陳默鬆了口氣,她總讓人感覺有些高深莫測,這真不是學歷高的問題,邏輯怪,甚至有些精神分裂,難道社會變了?高階知識分子都玩個性?
車子在外環路兜了一圈又一圈,夕陽落山,夜幕降臨在江海這座不夜城。
“送你回家?”
“算了,我爸媽還有親戚,肯定坐在沙發上等著我解釋,沒看我手機都關機了嗎,去開房吧。”趙清思也真是語不驚人死不休。
“趙醫生,其實我不是那個意思,當時情況你也看到了,我故意激怒孔齊武而已。”
“說真的,我已經不生你氣了,如果在辦公室你鬆開手,沒尊嚴的反而是我。你不是邀約孔齊武今晚江海酒店做客嗎,如果我不去,表明我們退縮了。中午你幫我解圍,雖然是你害了我,晚上我替你解圍。”
趙清思說到這裡,轉頭看著陳默,“陳先生,我這輩子從沒有做過任何過格的事情。幼兒園,我能算一百以內加減法,每年小紅花都給我;小學經常考一百分,從一年級就寫日記,這個習慣一直堅持到現在;在我的人生規劃中,學習、工作、成家、結婚,都是事先確定好的。你,是唯一計劃之外的。”
“很榮幸。”沉默苦笑道。
“我沒有諷刺你的意思,我這麼認真努力,和其他孩子一樣,想要獲得一個不普通的人生。可是努力了這麼久,我一直很普通,今天是最不普通的一天,所以這一下午,我在反思自己的人生到底孰對孰錯。”
“這個人生哲學,還是留在明天你慢慢思考,今晚我讓你徹底放縱一次。”陳默逐漸掌握和趙清思交往的方向。
“真的可以嗎?”趙清思這個神情有點萌。
“當然。”
“那你請我去酒吧好嗎,我從沒接觸過那種地方,在親手葬送自己人生之前,我想徹底墮落一次。”

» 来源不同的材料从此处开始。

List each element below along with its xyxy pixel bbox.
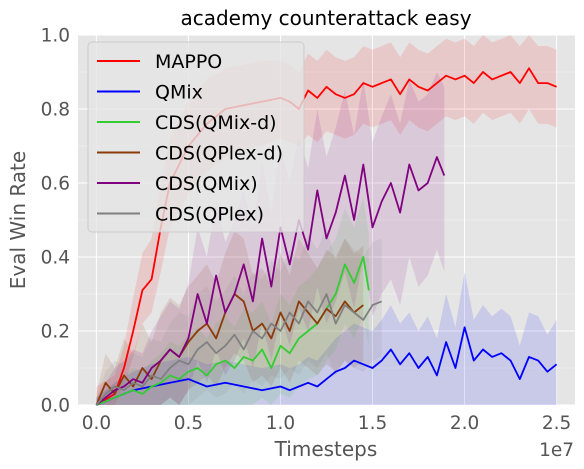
legend-frame xyxy=(87,41,305,233)
y-tick-label: 0.4 xyxy=(41,248,70,269)
band-cds-qmix xyxy=(96,72,445,405)
legend-item-cds-qplex-d: CDS(QPlex-d) xyxy=(97,143,283,165)
legend-label: MAPPO xyxy=(155,51,222,73)
line-cds-qmix xyxy=(95,156,446,406)
band-cds-qplex-d xyxy=(96,231,364,405)
y-tick-label: 0.6 xyxy=(41,174,70,195)
legend-label: CDS(QPlex) xyxy=(155,204,264,226)
line-qmix xyxy=(96,326,558,406)
x-tick-label: 1.5 xyxy=(358,413,387,434)
legend-item-cds-qmix-d: CDS(QMix-d) xyxy=(97,112,277,134)
band-cds-qplex xyxy=(96,227,382,405)
band-cds-qmix-d xyxy=(96,197,369,405)
x-multiplier-label: 1e7 xyxy=(539,440,574,461)
band-qmix xyxy=(96,271,557,405)
line-cds-qplex xyxy=(95,293,383,406)
y-tick-label: 0.0 xyxy=(41,396,70,417)
x-tick-labels: 0.0 0.5 1.0 1.5 2.0 2.5 xyxy=(82,413,572,434)
legend: MAPPO QMix CDS(QMix-d) CDS(QPlex-d) CDS(QMix… xyxy=(87,41,305,233)
legend-item-qmix: QMix xyxy=(97,82,203,104)
y-tick-label: 0.8 xyxy=(41,100,70,121)
y-axis-label: Eval Win Rate xyxy=(6,151,30,289)
legend-item-mappo: MAPPO xyxy=(97,51,222,73)
x-tick-label: 0.0 xyxy=(82,413,111,434)
x-tick-label: 2.0 xyxy=(450,413,479,434)
legend-item-cds-qmix: CDS(QMix) xyxy=(97,173,258,195)
x-tick-label: 0.5 xyxy=(174,413,203,434)
legend-label: CDS(QMix) xyxy=(155,173,258,195)
legend-label: QMix xyxy=(155,82,203,104)
y-tick-label: 0.2 xyxy=(41,322,70,343)
x-tick-label: 2.5 xyxy=(542,413,571,434)
x-axis-label: Timesteps xyxy=(274,437,378,461)
legend-item-cds-qplex: CDS(QPlex) xyxy=(97,204,264,226)
y-tick-label: 1.0 xyxy=(41,26,70,47)
chart-title: academy counterattack easy xyxy=(180,6,471,30)
y-tick-labels: 0.0 0.2 0.4 0.6 0.8 1.0 xyxy=(41,26,70,417)
x-tick-label: 1.0 xyxy=(266,413,295,434)
legend-label: CDS(QMix-d) xyxy=(155,112,277,134)
legend-label: CDS(QPlex-d) xyxy=(155,143,283,165)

陳默挑了一家僻靜的清吧,不同於那種吵鬧的慢搖和迪廳,酒吧氛圍很安靜,卡座上稀稀拉拉坐著幾個竊竊私語的客人,燈光昏暗的舞臺上,一個長頭髮頹廢男生,抱著一把吉他慢慢的唱著一首老歌。
“女人就是傻,報復男朋友的方式都千篇一律,總會便宜了另一個男人。”趙清思看到陳默從吧檯拿了一大堆洋酒後,情不自禁感慨道。